The results from the econometric estimations uncover a specific role for income inequality in the spread of the virus. Income inequality is positively and significantly correlated with the number of cases, while the correlation with the number of deaths is somewhat weaker. Also, the results show that the effect of social distancing measures on the number of cases critically depends on the levels of inequality. In fact, social distancing measures are less effective in reducing the number of cases in countries with high inequalities. As such, more unequal countries will likely need more robust public responses to contain the spread of the virus. It is not surprising, then, that more unequal countries have actually tended to be more proactive in the implementation of such measures, on average.
While the econometric regressions do not test for specific channels behind the connection between income inequality and the spread of the virus, working conditions, social distancing and social cohesion are likely to have played a major role. In fact, the diverse working conditions and social distancing possibilities have been an important determinant of how different population groups have been affected by the virus. In addition, the lack of social cohesion provides a causal link between the lower responsiveness of cases to social distancing measures in more unequal countries. More unequal societies tend to have lower levels of trust and social cohesion, which can fuel doubts over official health information and undermine the compliance with mandatory social distancing and health measures. Previous studies related to other influenza pandemics, for example, have shown that protective behaviors—such as wearing a face mask, washing hands and intentions to receive a vaccine—are connected to the confidence in health authorities and social cohesion.
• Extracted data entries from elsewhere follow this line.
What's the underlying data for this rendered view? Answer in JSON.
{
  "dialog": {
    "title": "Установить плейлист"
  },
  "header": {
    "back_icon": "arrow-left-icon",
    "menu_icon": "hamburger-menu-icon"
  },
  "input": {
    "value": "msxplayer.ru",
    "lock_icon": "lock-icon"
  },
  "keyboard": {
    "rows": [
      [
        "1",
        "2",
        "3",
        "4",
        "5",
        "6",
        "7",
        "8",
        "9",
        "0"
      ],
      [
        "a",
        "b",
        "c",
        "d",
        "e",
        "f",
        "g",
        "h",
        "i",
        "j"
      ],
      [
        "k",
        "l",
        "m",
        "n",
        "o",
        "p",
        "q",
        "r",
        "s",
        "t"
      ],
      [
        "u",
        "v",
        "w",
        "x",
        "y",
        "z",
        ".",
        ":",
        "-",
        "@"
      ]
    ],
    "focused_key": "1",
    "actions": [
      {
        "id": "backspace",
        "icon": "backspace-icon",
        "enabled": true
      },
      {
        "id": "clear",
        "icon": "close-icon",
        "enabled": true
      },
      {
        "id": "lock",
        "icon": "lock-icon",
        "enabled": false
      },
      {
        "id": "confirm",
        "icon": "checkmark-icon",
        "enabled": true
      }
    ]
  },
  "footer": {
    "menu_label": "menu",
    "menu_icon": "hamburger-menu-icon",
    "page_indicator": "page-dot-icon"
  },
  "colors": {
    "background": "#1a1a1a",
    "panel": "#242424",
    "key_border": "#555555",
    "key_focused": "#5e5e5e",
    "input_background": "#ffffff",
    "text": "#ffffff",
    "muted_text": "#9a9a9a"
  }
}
In sum, this research confirms that high levels of inequality mattered in the spread of the COVID-19 pandemic. Inequalities seem to accelerate the transmission of the virus and contribute to a higher number of cases, which indirectly increased mortality rates. It also shows that higher income inequalities reduce the responsiveness of the infection rates with respect to the social distancing measures. Thus, elevated inequalities place societies in a more vulnerable position to confront the pandemic. Fighting high and rising inequality will be critical for reducing vulnerability to health and other emergencies and for enhancing the resilience of societies in the years to come, not least as an indispensable step towards sustainable development. As United Nations Secretary-General António Guterres put it recently, “Inequality defines our time (…) Now is the time for global leaders to decide: Will we succumb to chaos, division and inequality? Or will we right the wrongs of the past and move forward together, for the good of all?”